Saat aku bersiap-siap untuk berangkat menuju restoran, ternyata di meja makan sudah ada istriku dan juga Angga tengah sarapan pagi bersama, tanpa menungguku.
"Sarapan untukku mana?" tanyaku, tapi istriku hanya menoleh sekilas lalu melanjutkan makanannya. "Sayang, mana sarapanku?" ujarku sekali lagi. Hingga akhirnya ia menoleh ke arahku.
"Kamu mau sarapan?"
"Iya, mana sarapan pagiku?"
"Memangnya kamu masih mau makanan buatanku?"
"Maksudnya?"
"Bukanya kamu sudah bosan ya sama masakanku?"
"Sayang, kamu ini bicara apa sih? Aku sudah lapar loh."
"Kalau lapar, mintalah sama dia. Bukankah masakan dia tidak membuatmu bosan?"
"Siska, kamu--" Sepertinya aku tahu maksud dari perkataan dia barusan.
"Seperti perkataanmu, Mas. Kamu sudah bosan dengan masakanku yang itu, itu saja. Jadi kamu jangan berharap bisa makan masakanku." Selesai sarapan Angga dan Siska langsung pergi meninggalkanku sendirian. Mereka berdua sudah pergi lebih dulu, tanpa menungguku. Padahal perutku sudah sangat lapar.

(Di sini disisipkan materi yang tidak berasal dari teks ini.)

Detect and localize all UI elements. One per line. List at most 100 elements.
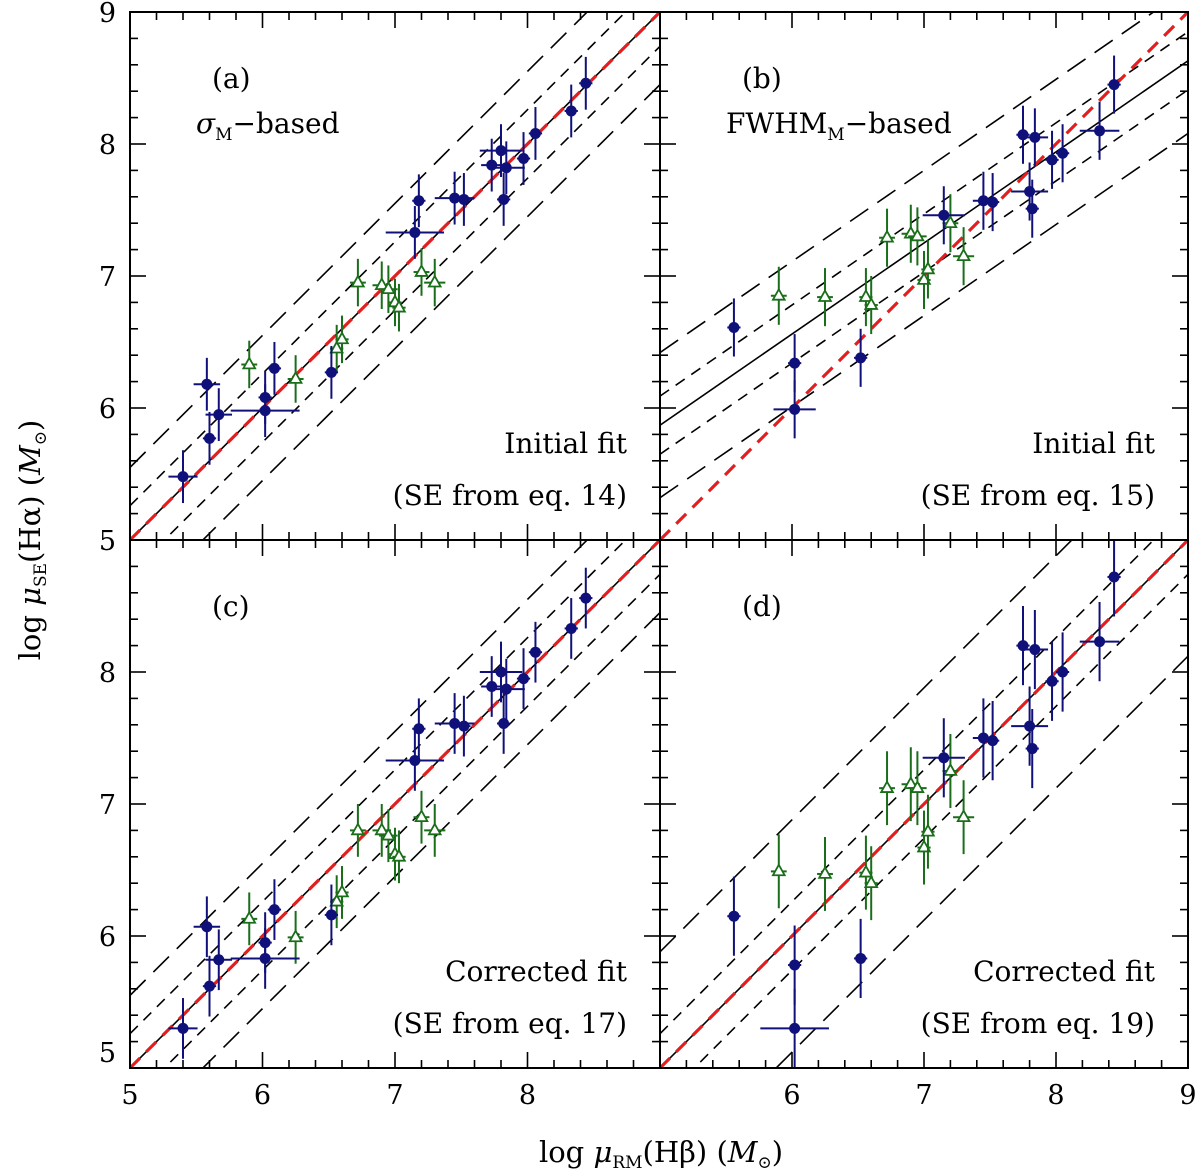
- open-point-marker: [241, 910, 257, 924]
- panel-note-line1: Initial fit: [504, 427, 627, 460]
- filled-point: [564, 84, 578, 138]
- filled-point: [193, 357, 221, 411]
- filled-point-marker: [565, 105, 577, 117]
- filled-point-marker: [728, 910, 740, 922]
- filled-point: [986, 701, 1000, 781]
- filled-point: [986, 173, 1000, 232]
- x-tick-labels: 5 6 7 8 6 7 8 9: [121, 1080, 1196, 1111]
- y-tick-label: 6: [99, 922, 116, 953]
- panel-c: (c) Corrected fit (SE from eq. 17): [129, 539, 661, 1069]
- filled-point: [1107, 540, 1121, 617]
- panel-ticks: [130, 540, 660, 1068]
- filled-point-marker: [449, 192, 461, 204]
- filled-point-marker: [1029, 131, 1041, 143]
- filled-point: [267, 342, 282, 395]
- y-tick-label: 8: [99, 130, 116, 161]
- open-point: [413, 790, 430, 844]
- panel-description-main: FWHM: [726, 107, 827, 140]
- filled-point: [168, 450, 198, 504]
- filled-point-marker: [486, 159, 498, 171]
- filled-point: [479, 641, 523, 703]
- axes-labels: 5 6 7 8 6 7 8 9 6 7 8 9 5 6 7 8 5 log μRM(Hβ) (M⊙) log …: [13, 0, 1197, 1173]
- open-point-marker: [916, 271, 932, 285]
- filled-point-marker: [458, 720, 470, 732]
- filled-point: [1056, 632, 1070, 712]
- x-axis-title: log μRM(Hβ) (M⊙): [539, 1135, 783, 1173]
- plot-area-c: [130, 540, 660, 1068]
- filled-point-marker: [259, 391, 271, 403]
- filled-point: [1021, 609, 1049, 690]
- filled-point-marker: [259, 937, 271, 949]
- filled-point-marker: [1057, 147, 1069, 159]
- filled-point: [497, 693, 511, 754]
- filled-point: [385, 206, 445, 259]
- filled-point-marker: [500, 683, 512, 695]
- filled-point: [1025, 708, 1039, 789]
- open-point-marker: [817, 288, 833, 302]
- filled-point-marker: [1108, 79, 1120, 91]
- filled-point: [579, 567, 593, 629]
- y-axis-title: log μSE(Hα) (M⊙): [13, 420, 51, 661]
- filled-point: [564, 598, 578, 659]
- filled-point: [579, 56, 593, 110]
- filled-point: [487, 658, 525, 720]
- filled-point: [1107, 55, 1121, 114]
- filled-point-marker: [1046, 154, 1058, 166]
- filled-point: [324, 345, 339, 399]
- open-point-marker: [943, 762, 958, 776]
- panel-description-rest: −based: [845, 107, 952, 140]
- filled-point-marker: [1026, 203, 1038, 215]
- open-point: [858, 835, 874, 910]
- filled-point-marker: [1024, 720, 1036, 732]
- filled-point: [205, 388, 233, 441]
- filled-point-marker: [938, 752, 950, 764]
- open-point-marker: [879, 779, 895, 793]
- open-point: [379, 265, 398, 313]
- open-point: [863, 846, 879, 921]
- y-tick-label: 7: [99, 790, 116, 821]
- open-point-marker: [771, 862, 787, 877]
- filled-point: [1045, 641, 1059, 721]
- open-point: [770, 266, 787, 325]
- open-point: [287, 910, 304, 964]
- filled-point-marker: [1026, 743, 1038, 755]
- open-point: [908, 207, 927, 266]
- y-tick-label: 6: [99, 394, 116, 425]
- inner-scatter-line-lower: [163, 573, 660, 1068]
- open-point: [334, 315, 350, 364]
- y-tick-labels: 6 7 8 9 5 6 7 8 5: [99, 0, 116, 1069]
- filled-point-marker: [855, 952, 867, 964]
- filled-point-marker: [580, 77, 592, 89]
- open-point-marker: [920, 261, 936, 275]
- open-point-marker: [771, 287, 787, 301]
- open-point-marker: [414, 808, 429, 822]
- filled-point-marker: [855, 352, 867, 364]
- filled-point-marker: [518, 153, 530, 165]
- filled-point: [168, 998, 198, 1059]
- open-point: [916, 810, 932, 885]
- open-point-marker: [241, 356, 257, 370]
- panel-ticks: [660, 540, 1188, 1068]
- panel-label: (b): [742, 62, 782, 95]
- filled-point-marker: [1094, 125, 1106, 137]
- filled-point: [1011, 686, 1049, 766]
- x-tick-label: 5: [121, 1080, 138, 1111]
- panel-note-line1: Corrected fit: [445, 955, 628, 988]
- open-point-marker: [288, 928, 304, 943]
- filled-point: [412, 698, 426, 760]
- open-point-marker: [374, 822, 390, 836]
- filled-point: [854, 918, 868, 999]
- plot-area-d: [660, 540, 1188, 1068]
- filled-point-marker: [204, 432, 215, 444]
- panel-label: (c): [212, 590, 250, 623]
- open-point-marker: [391, 848, 407, 862]
- filled-point-marker: [518, 673, 530, 685]
- filled-point: [267, 879, 282, 940]
- open-point-marker: [956, 808, 971, 822]
- panel-ticks: [660, 12, 1188, 540]
- filled-point: [412, 174, 426, 228]
- open-point-marker: [817, 865, 833, 879]
- open-point: [953, 227, 975, 286]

Aku pun baru sadar, jika yang mengambil ponselku di mobil adalah Siska sendiri, pantas saja dia menyindirku dengan perkataannya. Kuakui, aku memang sudah bosan dengan hidangan masakan dia di dalam chat tersebut saat aku berkirim pesan dengan Rahma.
Tapi sekarang, aku sangat merindukan masakan istriku. Aku ingin sekali merasakannya lagi.
...****************...
“Apa! Jadi kamu dan mbak Siska telah membuat perjanjian?” ujar Rahma, saat ini aku sudah memberitahukan padanya perihal surat perjanjian tentang harta yang akan diambil alih oleh Siska.
“Iya, aku terpaksa melakukan itu," jawabku lesu.
“Kenapa kamu harus menuruti permintaan Mbak Siska? Apa kamu tidak sadar, jika perjanjian itu dapat membuatmu rugi! Begitu juga dengan diriku! Lalu gunanya kita berdua menikah apa, Mas? Kalau semua aset dan hartamu dialihkan oleh Mbak Siska. Lalu aku dapat apa?” Rahma begitu murka dengan perjanjian tersebut. Ia tidak mengira jika hal seperti ini bisa terjadi. Ia kira Siska adalah wanita bodoh yang tidak tahu apa-apa. Namun perkiraan Rahma justru melesat. Impian yang selama ini ia dambakan akan semakin menjauh.